2.2.- Anche i rilievi svolti dall’appello con riferimento al secondo aspetto controverso (il principio di proporzionalità) meritano di essere condivisi, e ciò senza smentire la validità dei principi pur richiamati dal TAR in tema di procedimenti disciplinari in genere. Sul punto l’appellante ricorda, in particolare, che la gravità dei fatti accertati a carico del D costituisce indubbio detrimento per l’immagine dell’Arma . Ed invero è certamente corretto ricordare, sul piano dei principi generali, che “ ciascun sistema di repressione degli illeciti disciplinari è retto dai criteri di proporzionalità e gradualità delle misure afflittive”, che ciò “ significa che ogni sanzione deve essere adeguata nella sua intensità alla gravità del fatto addebitato, alla conclusione dell’attività istruttoria” e che , infine, “tale ultima fase assume – per pacifica opinione – fondamentale importanza per la tutela dell’inquisito e del suo diritto di difesa costituzionalmente garantito (art. 24 Cost.), particolarmente ove si ipotizzi l’irrogazione delle sanzioni più gravi.. Ciò nondimeno il Collegio deve rilevare che tali principi non possono operare nell’ordinamento militare in casi in cui la gravità del fatto assume dimensioni che, in stretta relazione alla funzione del Corpo di appartenenza, risultano assolutamente incompatibili con la natura dei fatti commessi;
nella fattispecie questi consistono in comportamenti che indiscutibilmente proprio l’Arma dei Carabinieri è tenuta a reprimere, sicché il provvedimento disciplinare viene ad essere, in sostanza, legittimamente motivato “in re ipsa” perché conseguente a condotta posta in essere in spregio ai doveri specifici del militare appartenente al Corpo ed al prestigio di quest’ultimo. Come la Sezione ha già avuto occasione di affermare, in queste fattispecie non è necessario procedere, come invece rilevato dai primi giudici, ad una minuziosa e motivata graduazione della sanzione prescelta , essendo sufficiente, per giungere alla sanzione di massima gravità, un giudizio che ponga in correlazione la natura dei fatti ascritti con la particolare funzione rivestita dall’agente (per il principio v. Cons. di Stato, sez. IV, n.5475/2008).

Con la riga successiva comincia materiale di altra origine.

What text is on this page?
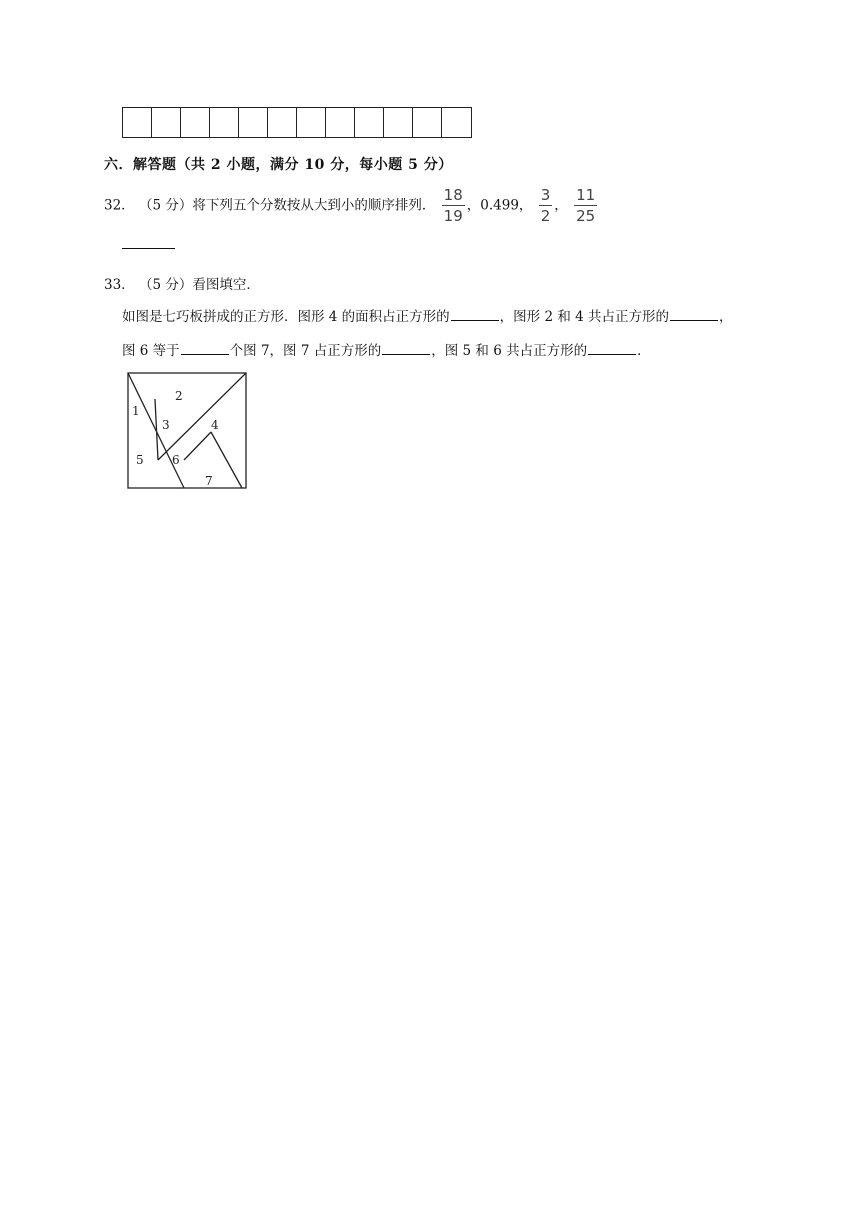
六．解答题（共 2 小题，满分 10 分，每小题 5 分）
32． （5 分）将下列五个分数按从大到小的顺序排列． $\frac{18}{19}$ ，0.499， $\frac{3}{2}$ ， $\frac{11}{25}$
33． （5 分）看图填空．
如图是七巧板拼成的正方形．图形 4 的面积占正方形的	，图形 2 和 4 共占正方形的	，
图 6 等于	个图 7，图 7 占正方形的	，图 5 和 6 共占正方形的	．
1
2
3	4
5 6
7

2.3.- - Quanto sin qui osservato esaminando le due censure d’appello, permette, infine, di ritenere infondata anche la tesi svolta dal TAR per la quale sarebbe stato omesso ogni riferimento alle circostanze – favorevoli al ricorrente – emerse nel procedimento, ossia alla detenzione di modesti quantitativi di eroina per conto di persona che svolgeva il compito di confidente. Ed invero, anche a non considerare che il provvedimento disciplinare ha comunque espresso una seppur sintetica valutazione di pregressi elementi generali favorevoli all’incolpato, la natura di quest’ultimi, a parere del Collegio, preclude ogni loro incidenza al fine di ridimensionare la gravità del comportamento sanzionato.

Legittimamente, pertanto, il Ministero aveva determinato di irrogare la massima sanzione prevista dall’ordinamento.

3.- In conclusione il ricorso in appello risulta meritevole di accoglimento, con le conseguenze del caso e di cui in dispositivo.

4.- Sussistono giuste ragioni per non porre a carico dell’appellato le spese del presente grado di giudizio, attesa non evidente erroneità della tesi da egli svolta in primo grado ed accolta dal TAR.